Record Keeping

Keeping records of tack is something that not everyone does.  Some tack makers are so low volume that it just isn't necessary, or they don't expect to become high volume and have nothing set up.  I started out in the second category; I didn't keep records until 2009, and even then my attempts were sporadic and short lived.  It wasn't until 2010 that I started my current digital version.

Keeping a close record of previously made pieces isn't always imperative, but I find it very helpful.  I like knowing what I've made in the past, and if a customer needs a repair or replacement part, it's especially nice to know what kind of dye I used.  Not only is it great to keep the details of each order straight, records are also extremely helpful when dealing with deposits and time payments.

My first attempts at record keeping were aimed at finding a way to gather the pertinent information about an order in one place.  I cycled through an index card and binder system before settling on Microsoft Excel.  Excel and similar programs like Google's Spreadsheets are useful for a variety of reasons.  Information can be sorted via filters, easily changed, and tabs make it easy to keep track of different sections of your hobby endeavors.  It also made it much easier for me to be consistent with the information I took down, as well as keeping track of non-commissioned pieces.

Excel is part of Microsoft's Office Suit and does not come standard on Windows machines.  If you don't want to buy a program, there are alternatives like Google Spreadsheets and OpenOffice.org.  I have used Google Spreadsheets for other projects and really like it, but am hesitant to use it for tracking orders.  The great thing is that it can be accessed from any computer, and that's also my concern.  Spreadsheets can be marked as private, but I still worry about hackers.  The most sensitive information I keep in my spreadsheets are email addresses, but I don't want some unsavory person getting into any of the information I have on there.

The information I include in my spreadsheet has evolved over time and is still evolving.  I have tabs to keep track of current orders, finished pieces (which includes finished commissions, donations, sales pieces, and personal projects), and accounting.  Instead of just keeping the details of an order straight, I'm also tracking the numbers made, how many times a customer comes back, when certain things were finished, and even trends in dye and style.  Don't forget the accounting possibilities with Excel and other spreadsheet programs!

Here are two screen shots to give you an idea of how I have this set up.  Click on the photo to view larger.
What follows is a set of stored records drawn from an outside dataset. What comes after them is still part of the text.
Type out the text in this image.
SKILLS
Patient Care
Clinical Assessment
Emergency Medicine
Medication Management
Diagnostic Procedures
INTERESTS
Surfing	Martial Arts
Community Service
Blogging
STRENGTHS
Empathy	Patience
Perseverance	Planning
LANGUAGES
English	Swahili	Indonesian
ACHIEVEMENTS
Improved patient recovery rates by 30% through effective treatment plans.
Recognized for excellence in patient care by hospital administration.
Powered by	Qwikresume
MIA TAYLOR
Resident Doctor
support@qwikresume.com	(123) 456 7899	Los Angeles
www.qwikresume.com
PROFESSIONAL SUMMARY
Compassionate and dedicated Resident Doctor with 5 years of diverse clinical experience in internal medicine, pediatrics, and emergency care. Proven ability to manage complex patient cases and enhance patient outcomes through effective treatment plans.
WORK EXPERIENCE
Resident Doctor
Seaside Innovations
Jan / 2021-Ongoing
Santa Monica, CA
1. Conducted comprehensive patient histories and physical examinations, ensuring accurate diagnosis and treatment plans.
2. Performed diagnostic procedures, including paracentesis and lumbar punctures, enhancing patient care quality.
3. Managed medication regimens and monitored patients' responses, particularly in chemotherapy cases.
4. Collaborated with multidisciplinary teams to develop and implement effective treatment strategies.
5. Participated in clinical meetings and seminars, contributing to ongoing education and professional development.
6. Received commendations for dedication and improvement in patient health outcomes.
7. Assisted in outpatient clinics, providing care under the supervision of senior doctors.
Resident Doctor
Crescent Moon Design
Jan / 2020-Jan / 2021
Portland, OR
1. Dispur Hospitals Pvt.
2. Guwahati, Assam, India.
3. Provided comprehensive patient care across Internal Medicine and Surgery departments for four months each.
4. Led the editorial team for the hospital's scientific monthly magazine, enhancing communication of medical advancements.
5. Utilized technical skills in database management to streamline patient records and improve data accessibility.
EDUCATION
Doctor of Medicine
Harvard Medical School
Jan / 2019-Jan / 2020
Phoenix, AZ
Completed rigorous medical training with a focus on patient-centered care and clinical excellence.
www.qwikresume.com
Some information has been removed or fabricated to protect the innocent.

The first screen shot is of my tack log.  I track finished pieces here whether they're sales, orders, donations, or personal pieces.  Items are added to this sheet after they are completed.  In the past I only tracked orders and donations, but when I closed my books it became more important to track all of my work.

The sheet is pretty self-explanatory.  Each item has the date of completion, what kind of transaction (donation, order, sales, or personal), the style or discipline (style was shorter), details about the order, price, buyer information, and notes which might be about the transaction as a whole, special information about the tack, etc.

Originally the "details" column included what mold(s) the set was fitted to and what dyes were used, but when I redid my Excel file at the beginning of the year I split those out so that I could track trends more easily.

This second screen shot is of my orders page.

As a rule, I track only time sensitive projects in the Current Projects tab, though I think I had planned to include personal projects and sales pieces at one point.  Instead, I keep tabs only on donations and commissions.  Most of this sheet is set up like the Tack Log sheet, so that when an order is finished I can copy and paste information from one sheet to another.  In the past I included information like buyer's address and the date the package arrived, but that information was difficult to place into Excel in standard form (addresses) or moot once the project was moved to the Tack Log tab (arrival date).

I hope this post is somewhat helpful; I always feel a little out of my depth when I write informational pieces for this blog.  Comments are welcome, as always, and so are topic suggestions!